Fondateur et président de L’ARIA en Corse, il y organise depuis 1998 les Rencontres Internationales de Théâtre en Corse. Il est par ailleurs professeur au Conservatoire National Supérieur d’Art Dramatique. Nommé directeur du Centre dramatique national Les Tréteaux de France en 2011, il signe les mises en scène de Mademoiselle Julie d’August Strindberg en 2012, Le Faiseur de Balzac en 2015, L’Avaleur, d’après Other People’s Money de Jerry Sterner en 2016, L’Enfance à l’œuvre en création au Festival d’Avignon 2017, La Guerre des salamandres de Karel Čapek créé au festival Villeneuve en scène en 2018, Bérénice de Jean Racine en 2019, ainsi que Britannicus du même auteur et Oblomov d’après Ivan Gontcharov en 2020.

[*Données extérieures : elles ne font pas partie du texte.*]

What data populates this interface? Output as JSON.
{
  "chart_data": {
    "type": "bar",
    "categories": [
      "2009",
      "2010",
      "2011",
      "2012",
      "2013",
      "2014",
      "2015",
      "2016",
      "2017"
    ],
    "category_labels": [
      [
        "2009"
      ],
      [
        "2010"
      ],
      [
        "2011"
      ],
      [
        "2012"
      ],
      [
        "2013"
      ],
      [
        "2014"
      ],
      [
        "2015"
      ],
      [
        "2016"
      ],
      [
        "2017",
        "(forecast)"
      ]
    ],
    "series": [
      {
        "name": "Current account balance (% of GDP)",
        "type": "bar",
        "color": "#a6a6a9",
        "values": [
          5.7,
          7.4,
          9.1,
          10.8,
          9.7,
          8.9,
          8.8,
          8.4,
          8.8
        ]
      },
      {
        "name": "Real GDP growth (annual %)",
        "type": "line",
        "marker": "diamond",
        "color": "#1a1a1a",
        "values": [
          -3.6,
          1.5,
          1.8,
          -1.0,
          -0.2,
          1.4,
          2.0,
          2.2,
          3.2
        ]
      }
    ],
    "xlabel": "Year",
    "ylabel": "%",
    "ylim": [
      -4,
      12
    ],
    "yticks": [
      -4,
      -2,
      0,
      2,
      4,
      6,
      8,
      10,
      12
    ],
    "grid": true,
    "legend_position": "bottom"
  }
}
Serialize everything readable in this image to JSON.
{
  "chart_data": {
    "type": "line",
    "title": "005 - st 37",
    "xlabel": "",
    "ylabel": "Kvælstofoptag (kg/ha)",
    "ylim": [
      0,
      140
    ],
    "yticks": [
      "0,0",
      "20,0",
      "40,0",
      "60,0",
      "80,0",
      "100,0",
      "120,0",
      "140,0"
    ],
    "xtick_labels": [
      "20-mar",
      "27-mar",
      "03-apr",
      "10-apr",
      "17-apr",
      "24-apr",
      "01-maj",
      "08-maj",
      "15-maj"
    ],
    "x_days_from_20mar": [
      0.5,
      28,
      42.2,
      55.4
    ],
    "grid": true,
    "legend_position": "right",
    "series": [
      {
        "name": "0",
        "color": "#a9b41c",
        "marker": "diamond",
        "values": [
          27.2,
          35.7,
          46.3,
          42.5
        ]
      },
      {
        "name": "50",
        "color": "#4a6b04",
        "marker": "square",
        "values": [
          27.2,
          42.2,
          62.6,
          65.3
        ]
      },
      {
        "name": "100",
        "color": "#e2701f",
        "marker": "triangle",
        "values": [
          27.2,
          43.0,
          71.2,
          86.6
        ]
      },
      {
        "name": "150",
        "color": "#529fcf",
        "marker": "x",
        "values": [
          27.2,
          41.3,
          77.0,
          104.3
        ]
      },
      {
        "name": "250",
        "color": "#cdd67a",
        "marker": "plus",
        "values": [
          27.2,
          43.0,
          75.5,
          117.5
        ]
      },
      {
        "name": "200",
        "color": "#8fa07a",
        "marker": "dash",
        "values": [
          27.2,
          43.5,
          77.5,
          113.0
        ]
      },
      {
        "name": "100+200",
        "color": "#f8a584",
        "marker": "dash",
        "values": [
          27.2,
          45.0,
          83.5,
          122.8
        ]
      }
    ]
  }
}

Nicolas Kerszenbaum, adaptation

Metteur en scène, auteur, il fonde en 2005 la compagnie Franchement, tu, avec laquelle il monte une quinzaine de créations. Son écriture scénique se développe à partir d’expériences propres; il adapte parallèlement des textes non théâtraux, romanesques (Grisélidis Réal, Vincent Message), poétiques (Luc Boltanski, Bernard Noël) ou théoriques (Jeanne Favret- Saada). Plus récemment, il créé Deux Villes Fantômes, au Teatro Bertolt Brecht de La Havane à Cuba (création nov. 2018) ; Swann s’inclina poliment, d’après Marcel Proust (lauréat Artcena, création 2017) ; Défaite des Maîtres et Possesseurs, d’après Vincent Message (création 2017) ; Nouveau Héros (création en 2014), une relecture du mythe d’Hercule inspirée de témoignages collectés à Sevran et jouée 150 fois. Il est accompagné par les Tréteaux de France – CDN, avec qui il développe plusieurs projets : en 2017, il collabore avec Robin Renucci pour la dramaturgie et la mise en scène de L’Enfance à l’œuvre. Il écrit et met en scène en 2018 Ping Pong (de la vocation). En 2019, il met en scène un portrait de territoire à Aubervilliers et signe la dramaturgie du Bérénice de Racine, mis en scène par Robin Renucci. Il est également associé à la Manekine, le théâtre de Pont-Sainte-Maxence (Oise). Sa compagnie, Franchement, tu, est conventionnée avec la DRAC Hauts-de-France, la région Hauts-de-France, le département de l’Oise. Il est diplômé d’un double cursus d’Études Théâtrales (maîtrise et DEA mentions TB) et d’Économie (ESSEC).